How Apple lost it’s Web Video mojo, and how it could get it back

Epeus’ epigone – Kevin Marks weblog
Kevin Marks, a former Apple QuickTime engineer details what happened at Apple to allow QuickTime to become a second class media player/format and how they now have a chance (thanks to podcasting and video ipods) to try again.

Let’s hope the QuickTime team is listening.

Reinventing TV

Release 1.0 / Publication / Reinventing TV: Network TV Signs Off. Networked TV Logs On.
Scott Kirsner write in an older Release 1.0 about Networked TV. It is a good article, too bad it costs so much.

From the abstract:
Television, because of its high production and distribution costs and FCC regulation, has always been the most massive of all the mass media. It seeks the middle ground, and usually finds it. The ads that accompany today’s shows are made with a similar shotgun mentality: There’s no such thing as one-to-one marketing on the tube. Any niche-oriented programming that does exist tends to be available only to small audiences, on obscure satellite channels or community cable access stations.
That will change over the next decade, as a growing number of television sets, PCs and mobile devices are connected to what Jeremy Allaire, the founder of Brightcove, has dubbed “the Internet of video.” Plugging TV into IP rather than into a terrestrial cable system or a fleet of geosynchronous satellites, could redeem – or at least reinvigorate – the medium. The hermetically sealed world of television is about to be cracked open and rewired, transformed into an open publishing platform as a variety of new devices and services emerge to make independent video content easier – and perhaps even profitable – to produce and distribute to smaller subsets of the population.
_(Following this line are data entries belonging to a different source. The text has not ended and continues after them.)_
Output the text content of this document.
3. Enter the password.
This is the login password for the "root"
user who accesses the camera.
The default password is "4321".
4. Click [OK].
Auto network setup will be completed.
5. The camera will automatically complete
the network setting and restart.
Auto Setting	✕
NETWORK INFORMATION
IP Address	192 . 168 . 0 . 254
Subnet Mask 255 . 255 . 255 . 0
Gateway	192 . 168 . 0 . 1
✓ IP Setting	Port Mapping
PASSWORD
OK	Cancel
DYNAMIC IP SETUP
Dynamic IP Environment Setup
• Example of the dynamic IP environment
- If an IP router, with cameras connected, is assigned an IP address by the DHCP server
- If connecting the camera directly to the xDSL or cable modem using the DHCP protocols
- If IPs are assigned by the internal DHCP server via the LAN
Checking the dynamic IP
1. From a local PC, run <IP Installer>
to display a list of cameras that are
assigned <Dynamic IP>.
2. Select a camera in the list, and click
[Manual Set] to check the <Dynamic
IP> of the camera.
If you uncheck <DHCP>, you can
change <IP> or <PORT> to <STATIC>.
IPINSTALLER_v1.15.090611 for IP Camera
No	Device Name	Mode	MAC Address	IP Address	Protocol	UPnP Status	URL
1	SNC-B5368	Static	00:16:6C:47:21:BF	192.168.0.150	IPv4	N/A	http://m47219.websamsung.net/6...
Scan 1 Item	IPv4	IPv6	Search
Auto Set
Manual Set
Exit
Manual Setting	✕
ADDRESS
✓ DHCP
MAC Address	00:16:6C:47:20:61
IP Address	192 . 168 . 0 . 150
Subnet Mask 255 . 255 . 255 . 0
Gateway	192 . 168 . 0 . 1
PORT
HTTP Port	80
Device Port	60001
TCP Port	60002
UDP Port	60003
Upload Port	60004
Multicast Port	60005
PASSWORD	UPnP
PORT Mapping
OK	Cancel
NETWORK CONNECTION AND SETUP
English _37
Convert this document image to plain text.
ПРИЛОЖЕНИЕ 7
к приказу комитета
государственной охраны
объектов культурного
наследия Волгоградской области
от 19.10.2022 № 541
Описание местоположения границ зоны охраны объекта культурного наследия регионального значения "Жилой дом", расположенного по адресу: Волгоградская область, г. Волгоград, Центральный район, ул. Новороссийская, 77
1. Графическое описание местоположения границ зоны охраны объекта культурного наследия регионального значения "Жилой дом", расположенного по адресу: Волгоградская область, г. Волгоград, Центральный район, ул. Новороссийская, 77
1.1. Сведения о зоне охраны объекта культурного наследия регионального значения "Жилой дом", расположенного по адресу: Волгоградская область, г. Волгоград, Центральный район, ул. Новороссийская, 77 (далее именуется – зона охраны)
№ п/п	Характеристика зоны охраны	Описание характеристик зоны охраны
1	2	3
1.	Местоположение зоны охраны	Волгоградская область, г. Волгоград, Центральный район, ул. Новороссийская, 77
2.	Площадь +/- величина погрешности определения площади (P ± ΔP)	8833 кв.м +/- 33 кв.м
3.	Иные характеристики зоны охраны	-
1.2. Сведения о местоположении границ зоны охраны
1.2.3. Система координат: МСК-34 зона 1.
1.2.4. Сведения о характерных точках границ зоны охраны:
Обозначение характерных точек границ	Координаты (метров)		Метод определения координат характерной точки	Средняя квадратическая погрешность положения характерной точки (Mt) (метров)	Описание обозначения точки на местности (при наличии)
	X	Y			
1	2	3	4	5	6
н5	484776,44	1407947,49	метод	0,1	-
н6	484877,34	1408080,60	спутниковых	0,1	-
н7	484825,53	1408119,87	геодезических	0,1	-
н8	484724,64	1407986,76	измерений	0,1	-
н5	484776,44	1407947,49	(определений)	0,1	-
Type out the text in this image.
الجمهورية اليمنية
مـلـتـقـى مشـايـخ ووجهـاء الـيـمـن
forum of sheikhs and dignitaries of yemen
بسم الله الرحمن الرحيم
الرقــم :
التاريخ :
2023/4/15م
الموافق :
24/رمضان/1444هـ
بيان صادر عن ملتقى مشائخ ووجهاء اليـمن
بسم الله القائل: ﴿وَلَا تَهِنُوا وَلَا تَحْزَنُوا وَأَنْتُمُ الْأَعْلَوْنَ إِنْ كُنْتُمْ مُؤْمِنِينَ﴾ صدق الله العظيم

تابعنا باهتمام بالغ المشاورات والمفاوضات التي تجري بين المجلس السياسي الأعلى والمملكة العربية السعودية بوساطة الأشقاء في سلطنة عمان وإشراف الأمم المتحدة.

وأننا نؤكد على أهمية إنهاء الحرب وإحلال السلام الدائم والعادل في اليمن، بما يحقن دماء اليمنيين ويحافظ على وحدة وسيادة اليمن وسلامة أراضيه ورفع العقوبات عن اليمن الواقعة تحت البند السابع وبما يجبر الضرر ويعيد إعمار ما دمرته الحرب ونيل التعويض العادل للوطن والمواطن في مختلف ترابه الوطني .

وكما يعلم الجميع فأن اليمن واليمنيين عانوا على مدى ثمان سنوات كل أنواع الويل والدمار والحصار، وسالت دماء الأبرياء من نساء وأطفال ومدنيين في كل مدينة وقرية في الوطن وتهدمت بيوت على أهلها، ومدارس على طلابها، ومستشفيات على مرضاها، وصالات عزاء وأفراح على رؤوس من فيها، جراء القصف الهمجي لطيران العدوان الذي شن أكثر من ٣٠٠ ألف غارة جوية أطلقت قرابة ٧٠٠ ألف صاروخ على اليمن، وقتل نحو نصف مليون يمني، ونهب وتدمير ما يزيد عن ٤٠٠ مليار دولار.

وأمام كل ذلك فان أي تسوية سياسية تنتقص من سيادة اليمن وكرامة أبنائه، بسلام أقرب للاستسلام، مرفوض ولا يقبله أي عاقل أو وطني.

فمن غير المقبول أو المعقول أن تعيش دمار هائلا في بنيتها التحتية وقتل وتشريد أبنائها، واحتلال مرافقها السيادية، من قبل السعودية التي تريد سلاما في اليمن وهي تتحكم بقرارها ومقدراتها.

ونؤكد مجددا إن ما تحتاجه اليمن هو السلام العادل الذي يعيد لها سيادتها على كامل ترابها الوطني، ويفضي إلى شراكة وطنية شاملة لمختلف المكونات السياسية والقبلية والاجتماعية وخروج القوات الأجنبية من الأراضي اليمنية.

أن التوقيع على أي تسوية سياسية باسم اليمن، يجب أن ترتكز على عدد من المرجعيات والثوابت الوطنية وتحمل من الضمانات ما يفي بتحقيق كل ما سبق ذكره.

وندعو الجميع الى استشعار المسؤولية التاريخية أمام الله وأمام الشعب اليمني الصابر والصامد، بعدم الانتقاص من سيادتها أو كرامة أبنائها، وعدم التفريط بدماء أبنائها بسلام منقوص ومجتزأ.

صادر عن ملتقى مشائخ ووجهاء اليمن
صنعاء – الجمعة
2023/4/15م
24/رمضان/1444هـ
The Future of Independent Media

GBN: The Future of Independent Media
I thought I linked to this a while ago but I couldn’t find it recently when recommending it to a student.

Andrew Blau writes a great essay contemplating Independent Media in the face of the quickly changing technological landscape. A very good read:

From the text:
The technologies that enable us to make and consume motion media are becoming better, cheaper, and more widely available—and with blistering speed. As a consequence, patterns of media production and consumption are changing just as rapidly. The Internet continues to create new opportunities to connect with audiences. Video games are becoming a platform for critique and education. A new generation of media makers and viewers is emerging, which only increases the likelihood of profound change. Images, ideas, news, and points of view are traveling along countless new routes to an ever-growing number of places where they can be seen and absorbed. It is no understatement to say that the way we make and experience motion media will be transformed as thoroughly in the next decade as the world of print was reshaped in the last.

Digital Living Room – Stalls

The New York Times: David Pogue’s Columns (Forum/Message Board)

Well, I can’t find the original article (not unusual for the NYTimes site) but the reader feedback on one of David Pogue’s columns regarding the digital living room is very interesting. A nice glimpse into what people are using and what they might be using in the future (along with what they are definitely not going to use).

Keep clicking Next after the jump. It goes on and on.